In an essay fragment called “Bible Teaching and Religious Practice,” Mark Twain suggested that the Bible is like a drugstore. In it you can find both poison and cure. The Bible was used as the basis for the Salem witch trials, and it was used to condemn them. It was used to justify slavery, and it was used to abolish it. Twain was well aware that churches during his time were splitting over the issue of slavery, each side basing its positions in the Bible. He understood, moreover, that the problem wasn’t simply that slavers were bad biblical readers, distorting the text. The problem was that the poisonous texts are there. Institutions of slavery are presumed and supported in some biblical texts. Even the Ten Commandments take slave ownership for granted. Why else would they prohibit coveting a neighbor’s slaves? Indeed, just a few verses after the Ten Commandments are given in the book of Exodus, we find detailed regulations for trading slaves, not to mention other possessions, including daughters. It also sets liberal limits on how much physical abuse a slave owner may deliver. “When a slave-owner strikes a male or female slave with a rod and the slave dies immediately,” for example, “the owner shall be punished. But if the slave survives for a day or two, there is no punishment; for the slave is the owner’s property.” The passage is disconcerting enough in and of itself, but especially so given that it appears only a few pages after the story of the release of the Israelites from slavery in Egypt.

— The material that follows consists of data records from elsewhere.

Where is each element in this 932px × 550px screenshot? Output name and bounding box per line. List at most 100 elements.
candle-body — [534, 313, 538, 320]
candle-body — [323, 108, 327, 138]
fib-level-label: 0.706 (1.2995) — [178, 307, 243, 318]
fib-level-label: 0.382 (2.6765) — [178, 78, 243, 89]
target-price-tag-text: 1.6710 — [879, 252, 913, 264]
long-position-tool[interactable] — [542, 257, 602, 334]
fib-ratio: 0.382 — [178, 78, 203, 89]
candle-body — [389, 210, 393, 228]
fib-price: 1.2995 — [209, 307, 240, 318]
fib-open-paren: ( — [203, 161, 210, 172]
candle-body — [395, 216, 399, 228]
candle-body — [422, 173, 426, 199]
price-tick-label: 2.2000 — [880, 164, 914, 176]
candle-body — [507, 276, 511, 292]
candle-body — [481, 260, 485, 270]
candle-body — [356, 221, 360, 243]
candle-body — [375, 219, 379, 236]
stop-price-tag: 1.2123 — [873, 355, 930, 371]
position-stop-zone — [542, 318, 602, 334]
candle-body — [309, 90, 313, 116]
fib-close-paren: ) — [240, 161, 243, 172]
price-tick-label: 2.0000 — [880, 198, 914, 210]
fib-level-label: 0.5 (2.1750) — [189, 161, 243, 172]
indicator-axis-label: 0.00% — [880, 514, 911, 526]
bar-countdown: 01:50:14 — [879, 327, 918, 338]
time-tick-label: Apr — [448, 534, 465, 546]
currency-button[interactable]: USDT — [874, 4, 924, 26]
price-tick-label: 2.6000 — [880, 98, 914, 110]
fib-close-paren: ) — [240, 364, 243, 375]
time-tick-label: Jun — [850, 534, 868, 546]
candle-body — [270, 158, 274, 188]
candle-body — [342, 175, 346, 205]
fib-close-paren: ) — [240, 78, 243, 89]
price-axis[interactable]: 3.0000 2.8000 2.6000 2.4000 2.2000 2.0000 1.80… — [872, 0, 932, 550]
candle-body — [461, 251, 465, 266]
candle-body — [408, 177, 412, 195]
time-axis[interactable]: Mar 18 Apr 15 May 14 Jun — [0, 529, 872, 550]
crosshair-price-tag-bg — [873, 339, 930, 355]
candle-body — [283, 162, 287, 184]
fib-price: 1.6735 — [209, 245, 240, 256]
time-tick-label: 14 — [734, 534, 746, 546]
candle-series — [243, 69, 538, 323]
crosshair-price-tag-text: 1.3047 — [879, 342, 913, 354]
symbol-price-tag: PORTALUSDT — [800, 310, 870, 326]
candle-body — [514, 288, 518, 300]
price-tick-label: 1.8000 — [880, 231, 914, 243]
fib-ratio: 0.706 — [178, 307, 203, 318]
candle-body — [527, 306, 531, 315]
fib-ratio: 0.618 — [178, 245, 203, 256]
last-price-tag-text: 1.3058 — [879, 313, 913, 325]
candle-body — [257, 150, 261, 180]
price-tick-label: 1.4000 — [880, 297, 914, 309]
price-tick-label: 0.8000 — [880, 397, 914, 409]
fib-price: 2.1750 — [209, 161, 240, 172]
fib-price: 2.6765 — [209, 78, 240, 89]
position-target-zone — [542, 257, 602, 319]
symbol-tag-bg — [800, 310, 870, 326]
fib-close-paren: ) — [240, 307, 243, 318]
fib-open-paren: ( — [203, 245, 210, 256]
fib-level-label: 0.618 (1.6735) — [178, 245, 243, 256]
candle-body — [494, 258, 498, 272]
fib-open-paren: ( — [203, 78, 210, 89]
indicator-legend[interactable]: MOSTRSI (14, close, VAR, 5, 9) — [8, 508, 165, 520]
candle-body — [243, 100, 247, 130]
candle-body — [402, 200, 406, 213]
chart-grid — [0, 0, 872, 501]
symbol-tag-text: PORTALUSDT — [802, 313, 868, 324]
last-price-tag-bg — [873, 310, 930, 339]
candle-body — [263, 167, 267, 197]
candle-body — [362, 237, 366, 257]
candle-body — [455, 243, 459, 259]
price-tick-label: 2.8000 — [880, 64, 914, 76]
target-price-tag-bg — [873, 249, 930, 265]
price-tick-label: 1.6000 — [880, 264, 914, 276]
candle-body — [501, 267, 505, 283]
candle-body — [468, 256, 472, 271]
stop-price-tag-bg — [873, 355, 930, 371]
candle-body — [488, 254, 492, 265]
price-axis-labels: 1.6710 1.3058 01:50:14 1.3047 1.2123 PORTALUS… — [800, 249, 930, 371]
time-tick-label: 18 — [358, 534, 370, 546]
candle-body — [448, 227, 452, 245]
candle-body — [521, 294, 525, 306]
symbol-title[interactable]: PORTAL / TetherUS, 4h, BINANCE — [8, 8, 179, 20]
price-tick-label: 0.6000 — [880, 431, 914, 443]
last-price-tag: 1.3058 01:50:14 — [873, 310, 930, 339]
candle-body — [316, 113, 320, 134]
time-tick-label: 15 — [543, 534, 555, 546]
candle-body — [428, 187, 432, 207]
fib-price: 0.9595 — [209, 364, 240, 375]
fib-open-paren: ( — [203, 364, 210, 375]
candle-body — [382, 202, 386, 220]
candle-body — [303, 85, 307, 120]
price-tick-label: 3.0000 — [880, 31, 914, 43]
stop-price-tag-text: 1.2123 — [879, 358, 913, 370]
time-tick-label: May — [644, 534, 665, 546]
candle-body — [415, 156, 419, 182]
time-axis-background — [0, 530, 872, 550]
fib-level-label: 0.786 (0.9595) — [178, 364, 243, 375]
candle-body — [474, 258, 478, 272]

Some might hasten to say that these slave texts are all in the Old Testament and therefore are part of life “under the law” from which Jesus Christ liberates humankind. They might well note that in the New Testament letter to the Galatians, the apostle Paul declares that “there is no longer slave or free . . . for you are all one in Christ Jesus.” Yet in another letter, he by no means condemns his Christian friend Philemon for owning slaves; he simply requests that one particular former slave, Onesimus, who probably had run away from his master, be accepted back with a new status as fellow Christian.
One of the most poisonous biblical interpretations in recent decades is found in the Christian white-supremacist idea of the Phineas Priesthood. Its biblical basis is a story in Numbers 25 about divinely sanctioned violence in the name of ethnic purity. In that story, the Israelites are suffering from a deadly plague, which Moses explains as God’s punishment against them for marrying non-Israelites. While listening to Moses denounce intermarriage, a priest named Phi
neas notices an Israelite man with a Midianite woman. He leaves the congregation, follows the couple into their tent, and impales them both on the same spear. In response to this zealous double murder, God lifts the plague against the Israelites and blesses Phineas, promising him an “everlasting priesthood.” Inspired by this story, white supremacist Richard Kelly Hoskins wrote Vigilantes of Christendom: The Story of the Phineas Priesthood, which presents a postbiblical lineage of “Phineas Priests” who have been willing to carry out similar acts of violent racial and moral purification, and which calls forth a new generation of white Christian zealots to similar action. In the years since its publication, Hoskins’s book has gained wide circulation among white supremacist die-hards and potential recruits, in and out of prison. Today, many notoriously militant racist groups lay claim to this dubious biblical heritage, declaring themselves Phineas Priests. Indeed, within these groups, the idea of the Phineas Priesthood has become a powerful means of ordaining acts of racist terror as part of a larger, divinely sanctioned racial holy war.